Scalable Offshore Wind Analysis With Pangeo

Mdavid800 · 14 September 2022 10:29

Hi All,

In my usual scrolling of the Python-o-sphere I came across the project Scalable Offshore Wind Analysis With Pangeo by D. O’Callaghan, and S. McBreen from Earth Observation Offshore (EOOffshore) School of Physics, in University College Dublin (UCD)

I thought this may be of great interest to the group - it sure is to me.

The project uses a combination of xarray, Dask and Zarr to enable scalable wind data processing that generates power estimates for offshore renewable energy assessment for the Irish Continental Shelf region. This has involved the creation of a new wind data catalog using Intake and Zarr, which features up to 21 years of available data products from various providers.

Details of the current project outputs are available at https://eooffshore.github.io . This includes a collection of Jupyter notebooks describing:

Data retrieval and Zarr store creation
Area Of Interest (AOI) assessment - the Irish Continental Shelf region
A prototype interactive wind atlas, created using HoloViz libraries

I think the thing that interests me the most is the Approach here. We have large quantities of data and the approach as far as I can see uses Zarr, Intake, xarray & Dask to allow this to be used directly - is this something we think can be used for even larger scale data sets, without dumbing down to the statistics? @oriol I know when we started PYWRAM this is something you were particularly interested to explore. @neildavis / @bjarketol NEWA is used here as an example (no 4 below) - is Zarr something the DTU team have looked at ?

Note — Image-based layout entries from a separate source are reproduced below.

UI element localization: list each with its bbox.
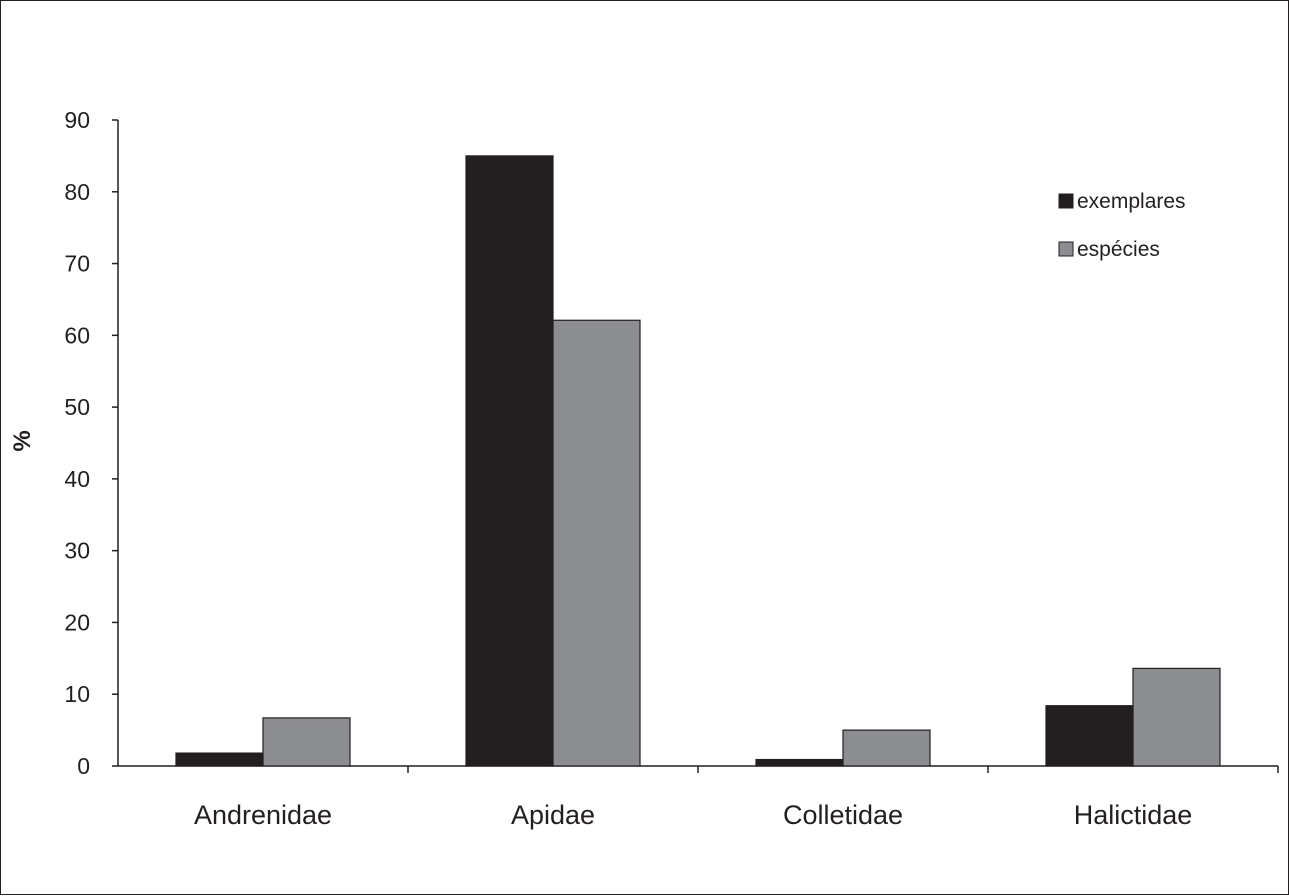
bar-espécies-Apidae: [552, 319, 641, 767]
bar-espécies-Andrenidae: [262, 717, 351, 767]
bar-espécies-Halictidae: [1132, 667, 1221, 767]
bar-exemplares-Apidae: [465, 155, 554, 767]
x-tick-label: Apidae: [511, 800, 595, 830]
legend-label-espécies: espécies: [1077, 238, 1160, 261]
bars: [175, 155, 1221, 767]
x-tick-label: Andrenidae: [194, 800, 332, 830]
bar-exemplares-Colletidae: [755, 758, 844, 767]
bar-exemplares-Andrenidae: [175, 752, 264, 767]
legend: exemplares espécies: [1058, 190, 1186, 261]
y-tick-label: 10: [64, 681, 90, 707]
bar-espécies-Colletidae: [842, 729, 931, 767]
legend-label-exemplares: exemplares: [1077, 190, 1186, 213]
y-tick-label: 70: [64, 251, 90, 277]
y-tick-label: 50: [64, 394, 90, 420]
axes: 0 10 20 30 40 50 60 70 80 90 Andrenidae Apidae Colle…: [64, 107, 1279, 830]
y-tick-label: 20: [64, 609, 90, 635]
y-tick-label: 0: [77, 753, 90, 779]
legend-swatch-espécies: [1058, 241, 1074, 257]
y-tick-label: 80: [64, 179, 90, 205]
y-tick-label: 90: [64, 107, 90, 133]
y-axis-label: %: [9, 430, 36, 451]
y-tick-label: 40: [64, 466, 90, 492]
x-tick-label: Colletidae: [783, 800, 903, 830]
x-tick-label: Halictidae: [1074, 800, 1193, 830]
bar-exemplares-Halictidae: [1045, 705, 1134, 767]
legend-swatch-exemplares: [1058, 193, 1074, 209]
axis-labels: %: [9, 430, 36, 451]
y-tick-label: 30: [64, 538, 90, 564]
y-tick-label: 60: [64, 322, 90, 348]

the processed data sets in Zarr format for 5 models can be found below:

Further details of the above data sets can be found here: Irish Continental Shelf Data Sets (eooffshore.github.io)

The original post by Derek is from Offshore Wind Analysis with Pangeo - Science - Pangeo.
earth observation offshore logo transparent (500 × 500px) (500 × 500px)

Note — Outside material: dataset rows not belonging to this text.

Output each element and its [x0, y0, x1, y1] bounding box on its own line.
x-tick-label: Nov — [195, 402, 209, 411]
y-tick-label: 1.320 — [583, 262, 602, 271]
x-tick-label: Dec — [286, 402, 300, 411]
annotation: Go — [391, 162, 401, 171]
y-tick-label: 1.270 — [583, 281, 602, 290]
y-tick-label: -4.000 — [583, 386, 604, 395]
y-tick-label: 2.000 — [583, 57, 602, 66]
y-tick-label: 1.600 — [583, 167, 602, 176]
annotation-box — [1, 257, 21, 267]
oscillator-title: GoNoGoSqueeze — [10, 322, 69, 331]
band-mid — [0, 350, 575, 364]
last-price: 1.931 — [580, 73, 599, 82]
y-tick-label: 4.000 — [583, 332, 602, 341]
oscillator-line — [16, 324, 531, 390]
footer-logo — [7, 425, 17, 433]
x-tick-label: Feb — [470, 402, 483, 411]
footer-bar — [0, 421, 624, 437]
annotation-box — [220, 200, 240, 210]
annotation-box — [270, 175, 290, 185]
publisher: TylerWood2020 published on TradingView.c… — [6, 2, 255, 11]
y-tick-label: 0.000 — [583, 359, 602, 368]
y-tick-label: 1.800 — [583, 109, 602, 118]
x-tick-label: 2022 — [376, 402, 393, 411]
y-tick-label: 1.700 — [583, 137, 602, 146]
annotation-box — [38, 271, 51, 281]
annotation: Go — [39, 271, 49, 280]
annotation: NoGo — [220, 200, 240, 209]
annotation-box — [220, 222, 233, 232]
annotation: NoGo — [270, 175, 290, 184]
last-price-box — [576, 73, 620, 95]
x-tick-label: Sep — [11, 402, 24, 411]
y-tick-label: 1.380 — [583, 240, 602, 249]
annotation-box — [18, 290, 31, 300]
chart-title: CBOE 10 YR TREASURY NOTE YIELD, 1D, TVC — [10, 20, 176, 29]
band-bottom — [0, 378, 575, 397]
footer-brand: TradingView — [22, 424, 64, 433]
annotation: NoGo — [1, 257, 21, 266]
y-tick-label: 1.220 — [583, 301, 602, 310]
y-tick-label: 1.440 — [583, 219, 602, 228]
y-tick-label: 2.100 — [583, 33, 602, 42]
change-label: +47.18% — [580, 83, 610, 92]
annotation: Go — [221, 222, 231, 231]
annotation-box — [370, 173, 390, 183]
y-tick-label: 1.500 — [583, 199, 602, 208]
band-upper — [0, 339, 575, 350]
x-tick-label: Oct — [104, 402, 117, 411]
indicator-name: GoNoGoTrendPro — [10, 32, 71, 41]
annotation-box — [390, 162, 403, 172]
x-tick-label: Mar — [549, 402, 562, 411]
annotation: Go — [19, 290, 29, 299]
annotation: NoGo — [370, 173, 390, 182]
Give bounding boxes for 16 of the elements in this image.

kikocorreoso · 15 September 2022 07:30

Here there is another example of a similar workflow (Building open source downscaling pipelines for the cloud – CarbonPlan), xarray + dask + zarr. In this case they are processing hundreds of terabytes.

From my own (much modest) tests I see that processing will be done very few times but accessing will be done a ton of times. Dask is trickier and you have to test different approaches depending what you are doing. Xarray can be inneficient for some postprocess and you have to find the correct code. You can read a lot of issues and potential solutions in the pangeo discourse or in the pangeo/dask/xarray github issues.

At the end, everything will end in a zarr (or netcdf or parquet/arrow or… Cloud-optimized USGS Time Series Data - Water Data For The Nation Blog) store. Depending on the use cases you have to think how you will store these datasets. Nowadays, most data lakes save data in 2D lat-lot per time step. It is painful to get a time series from this.

So, to me, the most interesting part is the store part (chunking, compression, etc) as it is the one most users will interact.

kikocorreoso · 15 September 2022 07:40

BTW, one very interesting approach about the access is the one Patrick Zippenfenig (person behind open-meteo, its Free Open-Source Weather API | Open-Meteo.com) is doing.

His posts are gold and he explains very interesting and smart approaches to compression and storage. Accesing ERA5 data from open-meteo is a breath of fresh air.

(*) He uses swift under the hood and the API responses are in the “tens of ms or less” range. For larger requests like a long term ERA5 time series it is also very quick.

bjarketol · 15 September 2022 07:53

Thanks, David, great find!

At DTU Wind we are now defaulting to Zarr for many datasets. For example, we have a 12TB local copy of ERA5 data in Zarr. We use long chunks in time, smaller in space, to benefit time-series extraction, which is the most common use case. As @kikocorreoso mentioned, the main benefits for us are more flexible/suitable chunking, parallel decompression, and out-of-the-box support with Xarray.